Они уважительно пожали друг другу руки.
— Чего ж не кликнул?
— Так ведь думал сам управиться!
— Откуда путь держишь?
— Из города. Надьку вон везу. Из больницы.
— Ну? Долго болела?
— Два месяца.
— А чего?
— Пенмания, говорят, какая-то была. Отпустила! Бант купил, бусы… Пусть порадуется. Давай, что ль? Матерь ведь дожидается. Какой уж час на дороге стоит, конешное дело. А еще не близко!
Я понял, почему девочка такая белая. Еще бы! Два месяца без солнца. И еще понял, что она из какой-то далекой деревни — там, за лесом… Что-то сжалось во мне.
Одного я не понял — что они быстро починят колесо вдвоем, наденут на ось и отец крикнет:
— Надька!
Он подъехал к ней на телеге, а еще через минуту увез.
«Как?» — только и подумал я. Но он увез ее навсегда.
Виделись мы всего минут двадцать и расстались, не сказав друг другу ни слова, а все помнится она мне, как моя первая любовь. И даже кажется, что я еще прыгну с моста за бусами и помчусь по берегу к кузне, хотя теперь знаю, что все сразу и кончится…
Странная это пора — детство. Чем она дальше, тем ближе. И еще страннее эта первая любовь. Как явилась неизвестно откуда, так взяла и исчезла неизвестно куда.
Голуби
После возвращения с Сакмары я еще острее понял, что остался сиротой в своем переулке. Абика увезли. Некому было рассказать о той грозе на реке, и о Воронке, и о том, как Васька сжег поповскую шляпу…

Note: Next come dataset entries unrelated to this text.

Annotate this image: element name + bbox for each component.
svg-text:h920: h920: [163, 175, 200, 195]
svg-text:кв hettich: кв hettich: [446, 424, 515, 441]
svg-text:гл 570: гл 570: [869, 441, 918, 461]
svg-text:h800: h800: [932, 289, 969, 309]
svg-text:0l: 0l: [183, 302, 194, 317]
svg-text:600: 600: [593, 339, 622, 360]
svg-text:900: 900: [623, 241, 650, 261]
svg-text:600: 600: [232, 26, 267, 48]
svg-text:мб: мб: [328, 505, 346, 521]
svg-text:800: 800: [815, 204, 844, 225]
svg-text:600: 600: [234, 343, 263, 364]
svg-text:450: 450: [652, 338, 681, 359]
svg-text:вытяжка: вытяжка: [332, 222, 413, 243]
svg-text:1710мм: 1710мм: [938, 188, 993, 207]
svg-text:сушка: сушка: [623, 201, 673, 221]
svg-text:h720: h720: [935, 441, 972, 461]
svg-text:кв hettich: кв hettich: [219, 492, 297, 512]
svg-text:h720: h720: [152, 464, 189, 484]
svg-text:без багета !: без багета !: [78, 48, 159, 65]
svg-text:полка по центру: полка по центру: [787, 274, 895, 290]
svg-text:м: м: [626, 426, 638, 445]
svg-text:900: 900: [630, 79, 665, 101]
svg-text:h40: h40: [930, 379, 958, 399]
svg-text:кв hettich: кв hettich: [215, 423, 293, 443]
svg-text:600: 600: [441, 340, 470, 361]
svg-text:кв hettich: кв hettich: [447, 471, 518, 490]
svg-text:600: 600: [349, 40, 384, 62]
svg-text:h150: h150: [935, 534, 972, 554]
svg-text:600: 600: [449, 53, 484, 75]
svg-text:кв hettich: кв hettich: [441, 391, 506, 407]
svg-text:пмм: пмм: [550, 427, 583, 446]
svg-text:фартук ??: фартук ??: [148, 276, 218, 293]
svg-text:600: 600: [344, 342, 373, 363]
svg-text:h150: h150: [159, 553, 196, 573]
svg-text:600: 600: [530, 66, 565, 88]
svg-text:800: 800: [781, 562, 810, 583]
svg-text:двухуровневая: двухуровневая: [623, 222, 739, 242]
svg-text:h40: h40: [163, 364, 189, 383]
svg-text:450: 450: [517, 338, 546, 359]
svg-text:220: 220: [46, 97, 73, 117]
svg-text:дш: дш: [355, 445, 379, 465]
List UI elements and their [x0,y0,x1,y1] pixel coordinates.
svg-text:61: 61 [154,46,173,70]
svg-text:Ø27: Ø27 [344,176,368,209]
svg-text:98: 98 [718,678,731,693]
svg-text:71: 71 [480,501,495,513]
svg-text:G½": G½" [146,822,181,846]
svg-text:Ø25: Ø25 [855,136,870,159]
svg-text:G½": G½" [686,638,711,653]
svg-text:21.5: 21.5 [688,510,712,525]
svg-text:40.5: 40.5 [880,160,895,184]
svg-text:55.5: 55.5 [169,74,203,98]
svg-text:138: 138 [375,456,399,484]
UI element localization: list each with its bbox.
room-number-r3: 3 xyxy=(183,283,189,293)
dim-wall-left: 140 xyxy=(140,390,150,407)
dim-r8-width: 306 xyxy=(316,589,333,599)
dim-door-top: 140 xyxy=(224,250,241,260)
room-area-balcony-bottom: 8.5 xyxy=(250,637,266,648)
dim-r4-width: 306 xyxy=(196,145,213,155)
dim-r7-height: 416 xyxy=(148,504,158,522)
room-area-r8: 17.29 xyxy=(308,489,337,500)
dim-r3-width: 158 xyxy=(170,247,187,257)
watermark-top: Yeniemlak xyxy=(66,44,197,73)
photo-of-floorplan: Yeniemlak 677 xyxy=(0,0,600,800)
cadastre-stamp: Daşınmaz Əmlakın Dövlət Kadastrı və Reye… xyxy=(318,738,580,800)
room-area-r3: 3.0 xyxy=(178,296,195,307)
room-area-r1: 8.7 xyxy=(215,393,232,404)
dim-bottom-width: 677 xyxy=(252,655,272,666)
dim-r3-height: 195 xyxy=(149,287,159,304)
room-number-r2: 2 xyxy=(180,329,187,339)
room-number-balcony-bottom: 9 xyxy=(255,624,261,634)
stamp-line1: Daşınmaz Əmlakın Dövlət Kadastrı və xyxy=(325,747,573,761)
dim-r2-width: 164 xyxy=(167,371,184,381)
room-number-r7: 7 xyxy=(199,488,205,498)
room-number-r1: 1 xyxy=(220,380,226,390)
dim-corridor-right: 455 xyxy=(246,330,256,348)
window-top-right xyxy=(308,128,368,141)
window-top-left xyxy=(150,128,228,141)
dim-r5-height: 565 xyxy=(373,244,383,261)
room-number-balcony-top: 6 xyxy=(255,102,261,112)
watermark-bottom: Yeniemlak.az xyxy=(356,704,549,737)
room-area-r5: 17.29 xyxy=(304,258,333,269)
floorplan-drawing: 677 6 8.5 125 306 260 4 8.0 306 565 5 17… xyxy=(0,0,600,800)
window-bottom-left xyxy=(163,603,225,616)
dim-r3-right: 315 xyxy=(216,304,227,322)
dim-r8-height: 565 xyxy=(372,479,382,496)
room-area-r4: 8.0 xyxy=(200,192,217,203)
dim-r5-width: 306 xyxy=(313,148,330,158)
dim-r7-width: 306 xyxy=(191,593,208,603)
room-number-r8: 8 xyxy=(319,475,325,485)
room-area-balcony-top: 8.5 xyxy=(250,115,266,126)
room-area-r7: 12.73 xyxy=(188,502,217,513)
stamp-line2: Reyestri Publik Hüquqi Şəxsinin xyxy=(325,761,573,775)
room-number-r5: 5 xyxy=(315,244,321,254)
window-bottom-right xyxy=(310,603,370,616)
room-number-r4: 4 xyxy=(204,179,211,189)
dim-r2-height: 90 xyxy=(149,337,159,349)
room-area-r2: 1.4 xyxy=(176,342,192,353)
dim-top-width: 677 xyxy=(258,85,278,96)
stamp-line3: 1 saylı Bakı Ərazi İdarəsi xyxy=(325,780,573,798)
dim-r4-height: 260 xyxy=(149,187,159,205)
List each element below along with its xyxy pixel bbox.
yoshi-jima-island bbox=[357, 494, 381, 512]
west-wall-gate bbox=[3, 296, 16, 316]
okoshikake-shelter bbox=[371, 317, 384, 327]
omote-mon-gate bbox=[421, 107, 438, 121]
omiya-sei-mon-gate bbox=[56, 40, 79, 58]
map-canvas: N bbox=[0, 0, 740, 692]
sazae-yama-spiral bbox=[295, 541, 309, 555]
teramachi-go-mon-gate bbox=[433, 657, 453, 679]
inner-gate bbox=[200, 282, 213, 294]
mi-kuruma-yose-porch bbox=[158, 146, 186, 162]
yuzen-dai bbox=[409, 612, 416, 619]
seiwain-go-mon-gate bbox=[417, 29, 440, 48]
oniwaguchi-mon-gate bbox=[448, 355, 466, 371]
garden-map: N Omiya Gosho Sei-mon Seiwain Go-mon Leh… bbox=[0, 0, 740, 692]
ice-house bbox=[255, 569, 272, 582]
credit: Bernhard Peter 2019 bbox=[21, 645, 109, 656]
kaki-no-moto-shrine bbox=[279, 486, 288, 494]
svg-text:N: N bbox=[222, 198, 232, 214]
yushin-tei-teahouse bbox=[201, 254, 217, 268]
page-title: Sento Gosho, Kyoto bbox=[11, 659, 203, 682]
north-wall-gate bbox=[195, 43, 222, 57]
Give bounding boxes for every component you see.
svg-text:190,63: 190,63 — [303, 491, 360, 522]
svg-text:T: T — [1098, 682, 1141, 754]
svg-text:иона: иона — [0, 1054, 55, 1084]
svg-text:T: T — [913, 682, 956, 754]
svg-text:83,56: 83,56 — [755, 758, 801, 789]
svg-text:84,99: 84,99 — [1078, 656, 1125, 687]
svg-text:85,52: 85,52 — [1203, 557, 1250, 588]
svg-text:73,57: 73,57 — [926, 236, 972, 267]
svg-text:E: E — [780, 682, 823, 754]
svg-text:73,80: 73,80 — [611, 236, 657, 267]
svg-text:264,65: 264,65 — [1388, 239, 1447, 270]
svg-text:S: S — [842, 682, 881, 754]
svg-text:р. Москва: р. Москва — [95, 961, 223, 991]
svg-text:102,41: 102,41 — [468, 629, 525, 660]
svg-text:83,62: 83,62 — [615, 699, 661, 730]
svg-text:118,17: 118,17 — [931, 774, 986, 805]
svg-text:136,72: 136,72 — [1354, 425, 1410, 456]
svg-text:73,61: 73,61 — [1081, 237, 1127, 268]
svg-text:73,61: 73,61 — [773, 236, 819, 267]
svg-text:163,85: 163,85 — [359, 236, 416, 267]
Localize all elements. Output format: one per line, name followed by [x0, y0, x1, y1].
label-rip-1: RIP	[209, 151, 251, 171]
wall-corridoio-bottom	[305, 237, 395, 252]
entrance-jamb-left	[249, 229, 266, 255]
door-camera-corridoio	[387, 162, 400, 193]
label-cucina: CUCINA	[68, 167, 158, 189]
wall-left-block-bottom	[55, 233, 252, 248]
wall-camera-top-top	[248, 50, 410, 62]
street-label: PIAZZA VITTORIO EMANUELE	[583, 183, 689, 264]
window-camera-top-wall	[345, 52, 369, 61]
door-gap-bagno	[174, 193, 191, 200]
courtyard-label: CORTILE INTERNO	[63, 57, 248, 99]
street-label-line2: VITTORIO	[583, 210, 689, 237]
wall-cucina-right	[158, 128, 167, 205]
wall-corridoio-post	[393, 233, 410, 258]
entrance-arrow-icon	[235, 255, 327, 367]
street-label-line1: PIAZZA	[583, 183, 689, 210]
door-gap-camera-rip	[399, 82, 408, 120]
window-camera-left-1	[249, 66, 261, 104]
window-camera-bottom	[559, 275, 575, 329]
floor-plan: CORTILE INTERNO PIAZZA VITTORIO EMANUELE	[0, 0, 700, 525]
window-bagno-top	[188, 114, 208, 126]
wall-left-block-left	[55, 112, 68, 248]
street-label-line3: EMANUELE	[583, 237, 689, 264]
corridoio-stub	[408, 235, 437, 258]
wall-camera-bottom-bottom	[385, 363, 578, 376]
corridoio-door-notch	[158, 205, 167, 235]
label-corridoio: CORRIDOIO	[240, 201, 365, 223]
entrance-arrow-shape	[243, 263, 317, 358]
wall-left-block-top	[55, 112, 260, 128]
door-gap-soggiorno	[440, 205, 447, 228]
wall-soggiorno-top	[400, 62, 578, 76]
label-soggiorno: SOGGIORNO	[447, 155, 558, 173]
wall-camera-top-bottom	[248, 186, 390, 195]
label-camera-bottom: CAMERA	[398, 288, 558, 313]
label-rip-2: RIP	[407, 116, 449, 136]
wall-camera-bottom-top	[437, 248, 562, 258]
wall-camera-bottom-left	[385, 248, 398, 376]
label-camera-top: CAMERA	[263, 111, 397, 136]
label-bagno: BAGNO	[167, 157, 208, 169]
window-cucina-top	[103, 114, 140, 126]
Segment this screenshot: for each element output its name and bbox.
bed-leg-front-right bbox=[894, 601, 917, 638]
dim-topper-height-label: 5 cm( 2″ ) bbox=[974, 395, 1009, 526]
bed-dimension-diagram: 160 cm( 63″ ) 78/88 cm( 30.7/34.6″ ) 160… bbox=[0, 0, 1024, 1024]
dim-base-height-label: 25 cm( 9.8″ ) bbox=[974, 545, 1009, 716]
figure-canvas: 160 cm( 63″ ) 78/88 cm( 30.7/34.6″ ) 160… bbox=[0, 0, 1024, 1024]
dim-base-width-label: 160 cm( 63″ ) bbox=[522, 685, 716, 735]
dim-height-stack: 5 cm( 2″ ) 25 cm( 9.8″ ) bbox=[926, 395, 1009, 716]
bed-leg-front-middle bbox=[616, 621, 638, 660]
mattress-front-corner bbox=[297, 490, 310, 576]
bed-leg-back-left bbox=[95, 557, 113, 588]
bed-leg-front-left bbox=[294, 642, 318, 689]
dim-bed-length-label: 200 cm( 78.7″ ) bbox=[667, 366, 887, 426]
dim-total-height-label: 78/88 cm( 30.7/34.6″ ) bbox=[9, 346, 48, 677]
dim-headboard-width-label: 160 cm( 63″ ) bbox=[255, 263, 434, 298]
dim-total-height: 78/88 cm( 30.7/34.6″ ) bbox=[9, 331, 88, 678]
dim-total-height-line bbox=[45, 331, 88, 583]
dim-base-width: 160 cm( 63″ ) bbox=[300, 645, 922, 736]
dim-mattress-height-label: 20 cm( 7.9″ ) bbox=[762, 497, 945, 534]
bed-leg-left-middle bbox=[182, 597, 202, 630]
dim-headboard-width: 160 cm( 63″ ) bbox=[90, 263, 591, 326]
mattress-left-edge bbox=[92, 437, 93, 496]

Рядом не стало не только Абика, но и всего этого.
Я заболел самой страшной болезнью, которой даже название не придумано. Захандрил? Но это только намек на то, что творилось со мной. Скинув школьный ранец, я в ботинках забирался на продавленный диван в комнатке, похожей на закуток, и мог лежать хоть до вечера, глядя в одну точку на потолке.
— Посмотри-ка! — сказала мама на десятый или двенадцатый день такого лежания. — Шура тебе голубя принес показать.
Я приподнялся. В дверях нагло расплывалось курносое лицо, и узкие глаза поблескивали. Это был натуральный Шурка Посныш, о котором я и подумать не мог, потому что имел за плечами не один запрет водиться с ним.